Le joug islamiste qui s’en est suivi n’a fait que mettre en lumière une grande complicité de milieux islamiques maliens que cachent mal leurs prouesses dans l’élargissement d’éléments de l’armée régulière détenus par les assaillants. Et pour cause : l’imam, qui en a souvent pris la paternité à tort ou à raison, sera pris en défaut pour apologie du terrorisme avec ses tentatives de justifier les atrocités et exactions des groupes terroristes par les comportements anti-islamiques de ses concitoyens. Ses écarts vis-à-vis des préceptes républicains n’affecteront pas pour autant ses amitiés et connivences au sein de la classe politique, pas plus que son statut de repère impartial ne l’a empêché d’y afficher ses préférences. Là où sa neutralité et son équidistance étaient de mise et légitimement attendues, le président du HCIM s’est illustré par un penchant peu scrupuleux pour un protagoniste du jeu électoral au détriment de concurrents peut-être plus aptes à l’exercice du pouvoir que le protégé pour qui il reconnaît avoir transformé les maisons de Dieu en QG de campagne. Il admet d’ailleurs en éprouver du regret et d’avoir été désillusionné par une prestation en deçà de ses attentes. Mahmoud Dicko, quoi qu’il en soit, porte la responsabilité d’avoir embarqué les Maliens dans une aventure incertaine, un péché qu’il pense absoudre à coups de simples excuses publiques en s’échappant du navire IBK en plein milieu du gué. Pas forcément pour adhésion à la majorité de concitoyens qui n’y trouvaient pas son compte, mais vraisemblablement parce que les filons personnels qui l’entretenaient ont été tour à tour bouchés. D’abord par le PM Soumeylou B Maïga plus tard limogé sous sa pression, ensuite par son successeur Boubou Cissé qui est apparu moins manipulable et peu enclin à tolérer les interférences du religieux dans les décisions régaliennes.

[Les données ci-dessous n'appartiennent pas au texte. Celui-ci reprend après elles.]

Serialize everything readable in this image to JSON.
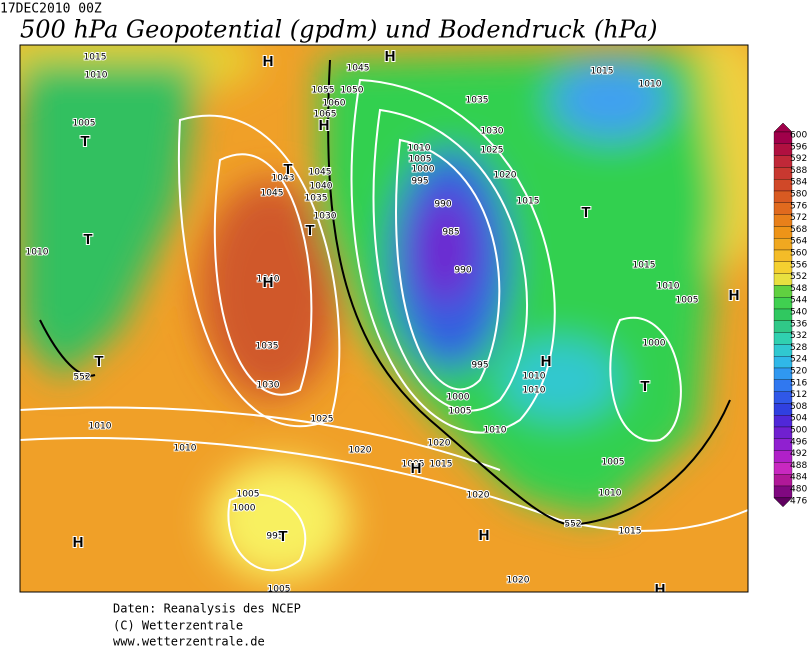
{
  "header": {
    "date": "17DEC2010 00Z",
    "title": "500 hPa Geopotential (gpdm) und Bodendruck (hPa)"
  },
  "legend": {
    "labels": [
      "600",
      "596",
      "592",
      "588",
      "584",
      "580",
      "576",
      "572",
      "568",
      "564",
      "560",
      "556",
      "552",
      "548",
      "544",
      "540",
      "536",
      "532",
      "528",
      "524",
      "520",
      "516",
      "512",
      "508",
      "504",
      "500",
      "496",
      "492",
      "488",
      "484",
      "480",
      "476"
    ]
  },
  "map": {
    "pressure_labels": [
      "1015",
      "1010",
      "1005",
      "1010",
      "1010",
      "1010",
      "1045",
      "1055",
      "1050",
      "1060",
      "1065",
      "1043",
      "1045",
      "1040",
      "1035",
      "1045",
      "1030",
      "1040",
      "1035",
      "1030",
      "1025",
      "1020",
      "1035",
      "1030",
      "1025",
      "1010",
      "1005",
      "1000",
      "995",
      "990",
      "985",
      "990",
      "1020",
      "1015",
      "995",
      "1000",
      "1005",
      "1010",
      "1010",
      "1010",
      "1020",
      "1015",
      "1005",
      "1005",
      "1000",
      "995",
      "1005",
      "1020",
      "1020",
      "1015",
      "1010",
      "1005",
      "1000",
      "1005",
      "1010",
      "1015",
      "1015",
      "1010",
      "552",
      "552"
    ],
    "centers": [
      "H",
      "H",
      "T",
      "T",
      "T",
      "H",
      "T",
      "T",
      "H",
      "T",
      "H",
      "H",
      "T",
      "H",
      "H",
      "H",
      "T",
      "H"
    ]
  },
  "footer": {
    "lines": [
      "Daten: Reanalysis des NCEP",
      "(C) Wetterzentrale",
      "www.wetterzentrale.de"
    ]
  }
}
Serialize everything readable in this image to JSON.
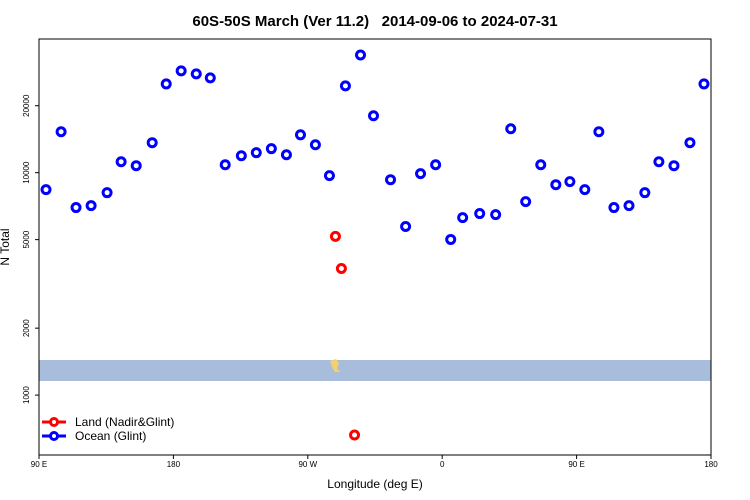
{
  "chart_data": {
    "type": "scatter",
    "title": "60S-50S March (Ver 11.2)   2014-09-06 to 2024-07-31",
    "x_label": "Longitude (deg E)",
    "y_label": "N Total",
    "xlim": [
      90,
      540
    ],
    "ylim": [
      538,
      39900
    ],
    "y_log": true,
    "legend": "bottom-left",
    "xticks": [
      {
        "value": 90,
        "label": "90 E"
      },
      180,
      {
        "value": 270,
        "label": "90 W"
      },
      {
        "value": 360,
        "label": "0"
      },
      {
        "value": 450,
        "label": "90 E"
      },
      {
        "value": 540,
        "label": "180"
      }
    ],
    "yticks": [
      1000,
      2000,
      5000,
      10000,
      20000
    ],
    "series": [
      {
        "name": "Land (Nadir&Glint)",
        "color": "#ff0000",
        "x": [
          288.5,
          292.5,
          301.3
        ],
        "values": [
          5170,
          3710,
          662
        ]
      },
      {
        "name": "Ocean (Glint)",
        "color": "#0000ff",
        "x": [
          94.7,
          104.8,
          114.8,
          124.9,
          135.6,
          145.0,
          155.1,
          165.8,
          175.2,
          185.2,
          195.3,
          204.7,
          214.7,
          225.5,
          235.5,
          245.6,
          255.7,
          265.1,
          275.1,
          284.5,
          295.2,
          305.3,
          314.0,
          325.4,
          335.5,
          345.5,
          355.6,
          365.7,
          373.7,
          385.1,
          395.8,
          405.9,
          415.9,
          426.0,
          436.1,
          445.5,
          455.5,
          464.9,
          475.0,
          485.1,
          495.7,
          505.1,
          515.2,
          525.9,
          535.3
        ],
        "values": [
          8390,
          15270,
          6970,
          7110,
          8130,
          11200,
          10750,
          13640,
          25060,
          28680,
          27800,
          26690,
          10860,
          11920,
          12300,
          12820,
          12040,
          14800,
          13350,
          9700,
          24550,
          33820,
          18020,
          9300,
          5730,
          9900,
          10860,
          5010,
          6280,
          6550,
          6480,
          15750,
          7410,
          10860,
          8830,
          9120,
          8390,
          15270,
          6970,
          7110,
          8130,
          11200,
          10750,
          13640,
          25060
        ]
      }
    ]
  }
}
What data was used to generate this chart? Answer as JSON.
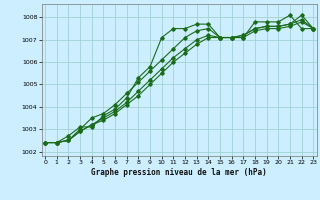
{
  "xlabel": "Graphe pression niveau de la mer (hPa)",
  "bg_color": "#cceeff",
  "grid_color": "#99cccc",
  "line_color": "#1a6b1a",
  "marker": "D",
  "marker_size": 1.8,
  "line_width": 0.8,
  "xlim": [
    -0.3,
    23.3
  ],
  "ylim": [
    1001.8,
    1008.6
  ],
  "yticks": [
    1002,
    1003,
    1004,
    1005,
    1006,
    1007,
    1008
  ],
  "xticks": [
    0,
    1,
    2,
    3,
    4,
    5,
    6,
    7,
    8,
    9,
    10,
    11,
    12,
    13,
    14,
    15,
    16,
    17,
    18,
    19,
    20,
    21,
    22,
    23
  ],
  "series": [
    [
      1002.4,
      1002.4,
      1002.7,
      1003.1,
      1003.1,
      1003.6,
      1003.9,
      1004.4,
      1005.3,
      1005.8,
      1007.1,
      1007.5,
      1007.5,
      1007.7,
      1007.7,
      1007.1,
      1007.1,
      1007.1,
      1007.8,
      1007.8,
      1007.8,
      1008.1,
      1007.5,
      1007.5
    ],
    [
      1002.4,
      1002.4,
      1002.5,
      1003.0,
      1003.5,
      1003.7,
      1004.1,
      1004.6,
      1005.1,
      1005.6,
      1006.1,
      1006.6,
      1007.1,
      1007.4,
      1007.5,
      1007.1,
      1007.1,
      1007.2,
      1007.5,
      1007.6,
      1007.6,
      1007.7,
      1008.1,
      1007.5
    ],
    [
      1002.4,
      1002.4,
      1002.5,
      1002.9,
      1003.2,
      1003.5,
      1003.8,
      1004.2,
      1004.7,
      1005.2,
      1005.7,
      1006.2,
      1006.6,
      1007.0,
      1007.2,
      1007.1,
      1007.1,
      1007.2,
      1007.5,
      1007.6,
      1007.6,
      1007.7,
      1007.9,
      1007.5
    ],
    [
      1002.4,
      1002.4,
      1002.5,
      1002.9,
      1003.2,
      1003.4,
      1003.7,
      1004.1,
      1004.5,
      1005.0,
      1005.5,
      1006.0,
      1006.4,
      1006.8,
      1007.1,
      1007.1,
      1007.1,
      1007.1,
      1007.4,
      1007.5,
      1007.5,
      1007.6,
      1007.8,
      1007.5
    ]
  ]
}
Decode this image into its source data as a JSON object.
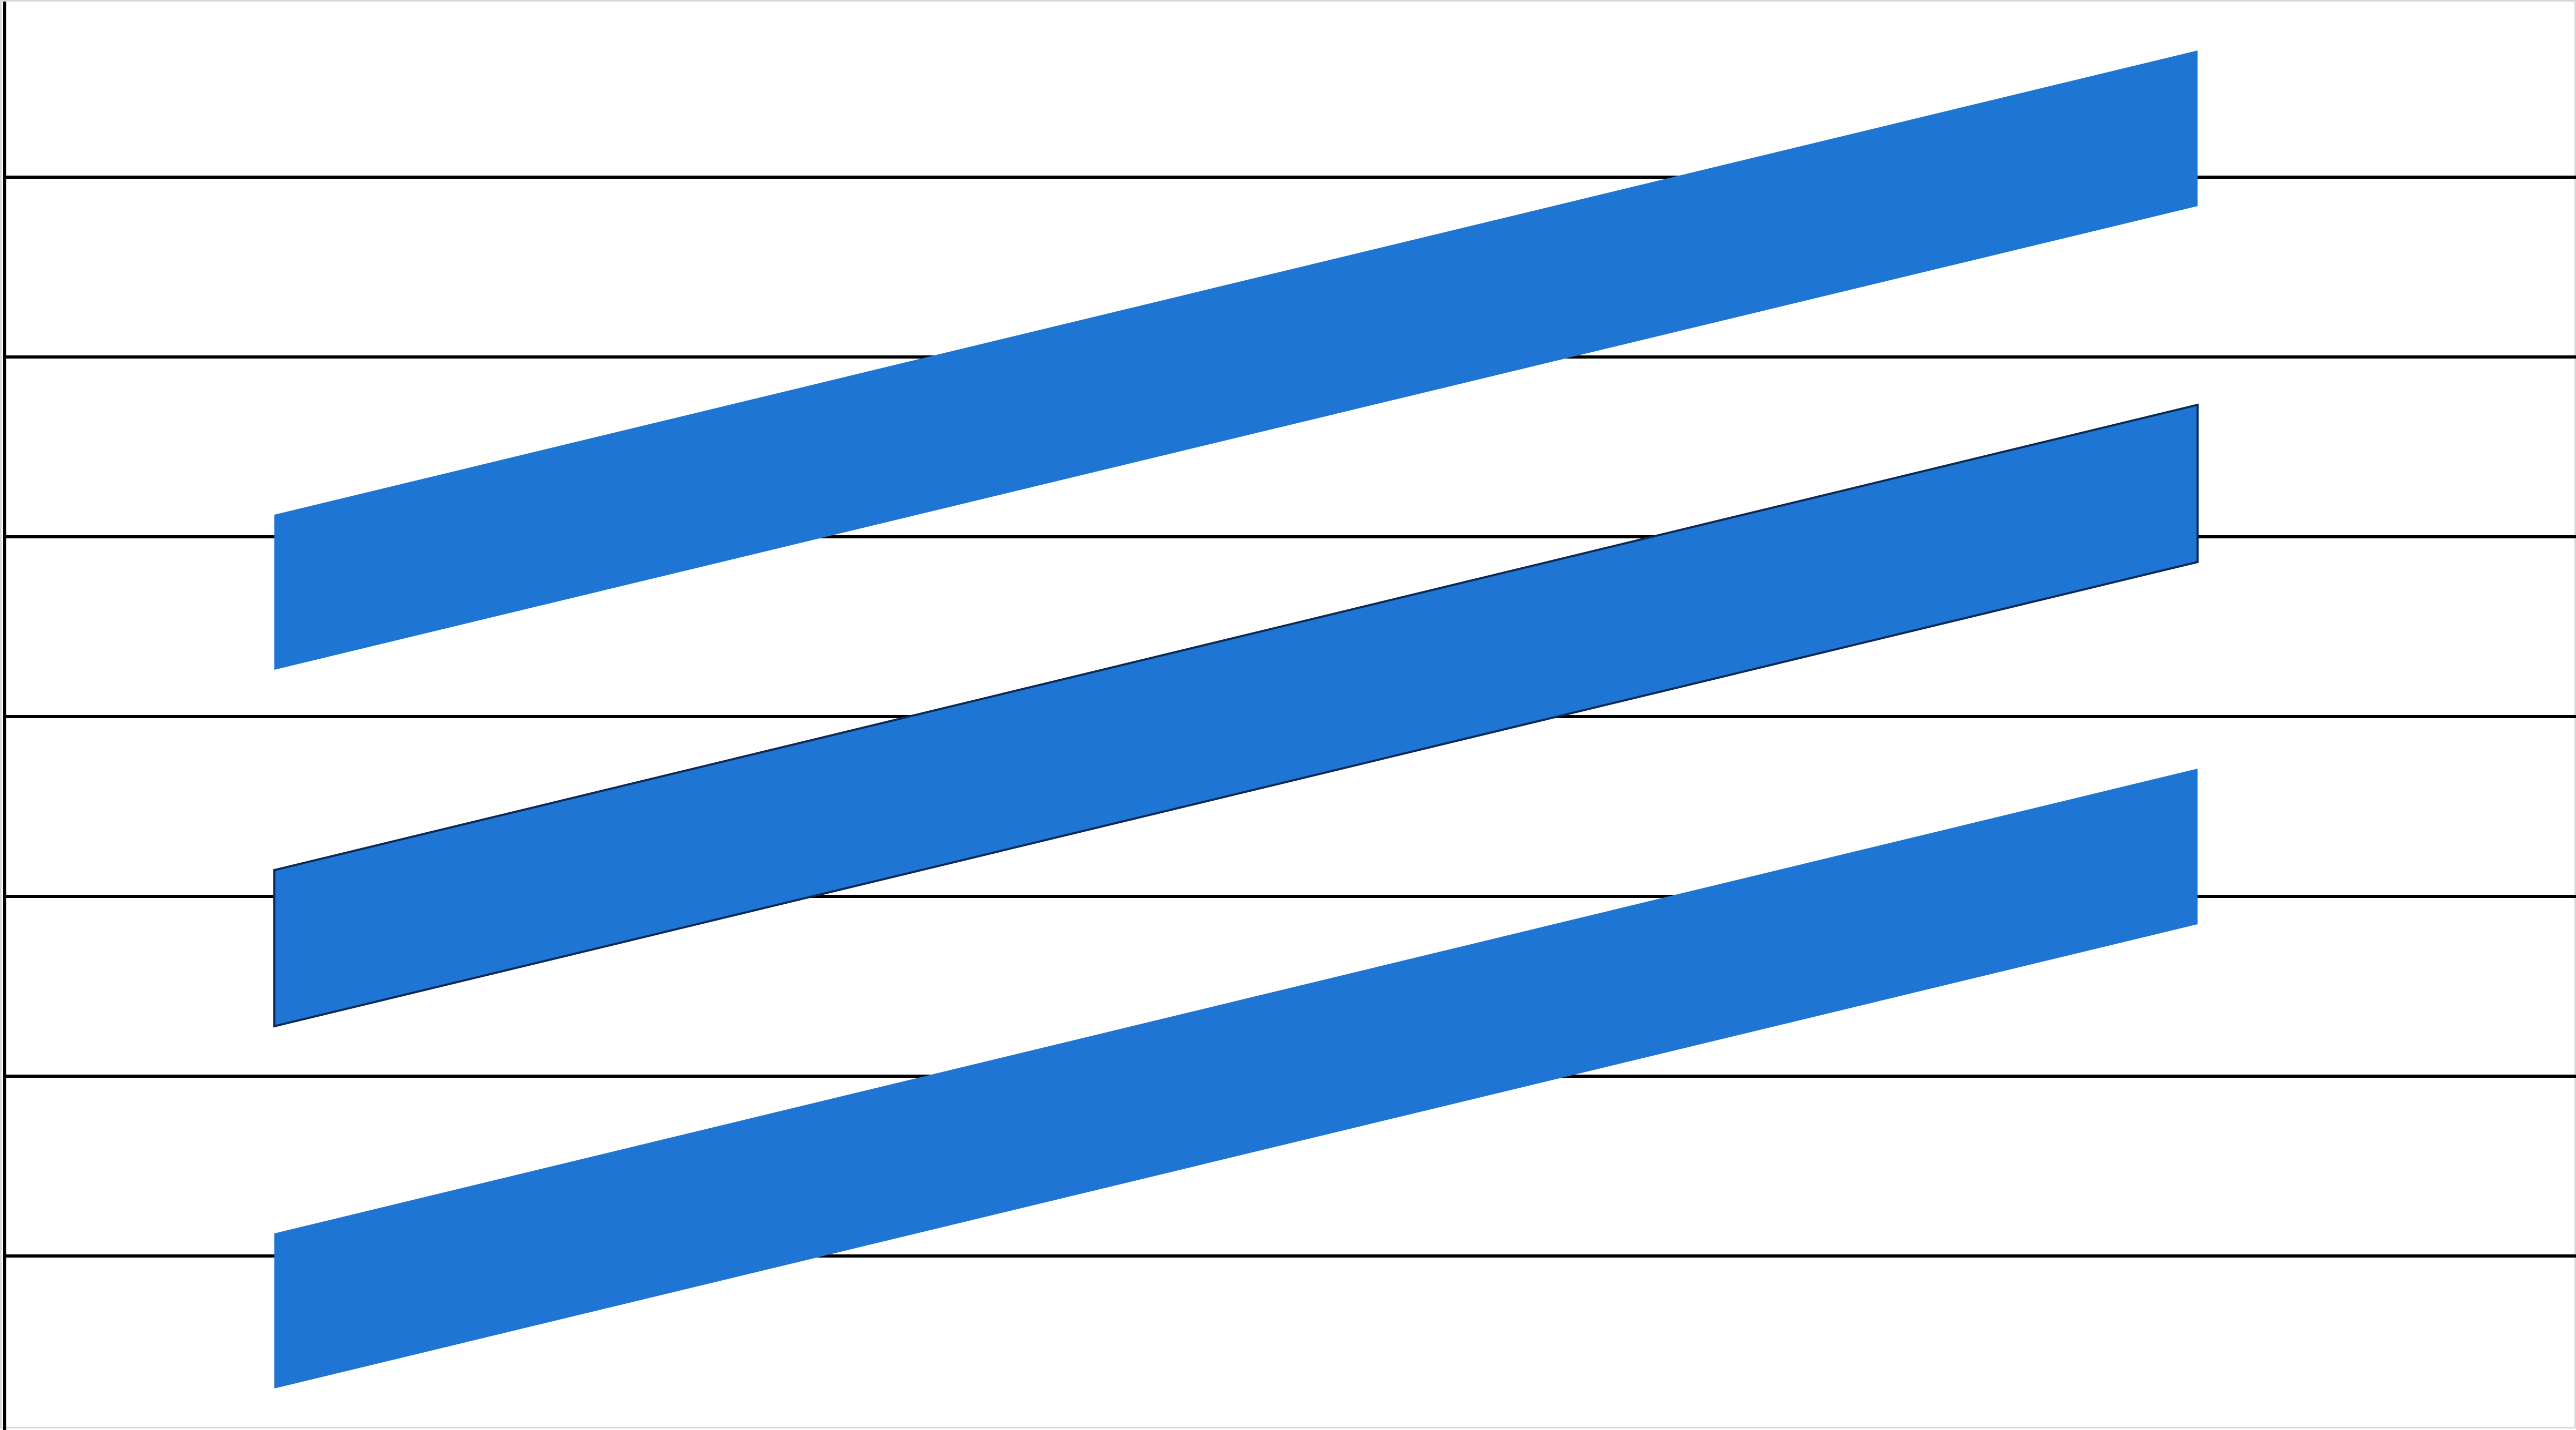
{
  "diagram": {
    "colors": {
      "band_fill": "#1f75d4",
      "band_outline": "#0b2a55",
      "rule": "#000000",
      "background": "#ffffff"
    },
    "horizontal_rules": 7,
    "bands": [
      {
        "id": "band-top",
        "outlined": false
      },
      {
        "id": "band-middle",
        "outlined": true
      },
      {
        "id": "band-bottom",
        "outlined": false
      }
    ]
  }
}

C’est dire, en tout état de cause, l’inexactitude d’une propension à mettre au compte de l’engagement patriotique des causes qui semblent plutôt tenir de la motivation purement personnelle. Et ce ne sont pas les acteurs du M5-RFP qui diront le contraire, eux qui ont payé au prix de l’infantilisation pour l’idéalisation excessive d’une autorité morale révélée plus tard sous les traits de Machiavel en personne. Il n’est donc pas étonnant si la main-tendue et l’offre politique de l’imam rencontrait moins de réceptivité que partout ailleurs dans les milieux l’ayant naguère hissé au firmament.
Ce n’est pourtant pas que sa thérapie et la recette proposée soient superflues ou inopportunes. Quelle qu’en soit la motivation ou l’usage qu’il mijote d’en faire, elles perdent en crédit et jouissent de peu de confiance en étant portée par un personnage dont la versatilité n’est plus à prouver, au parcours jalonné d’orientations déroutantes et qui traîne les présomptions d’une loyauté peu rassurante aux valeurs de la République.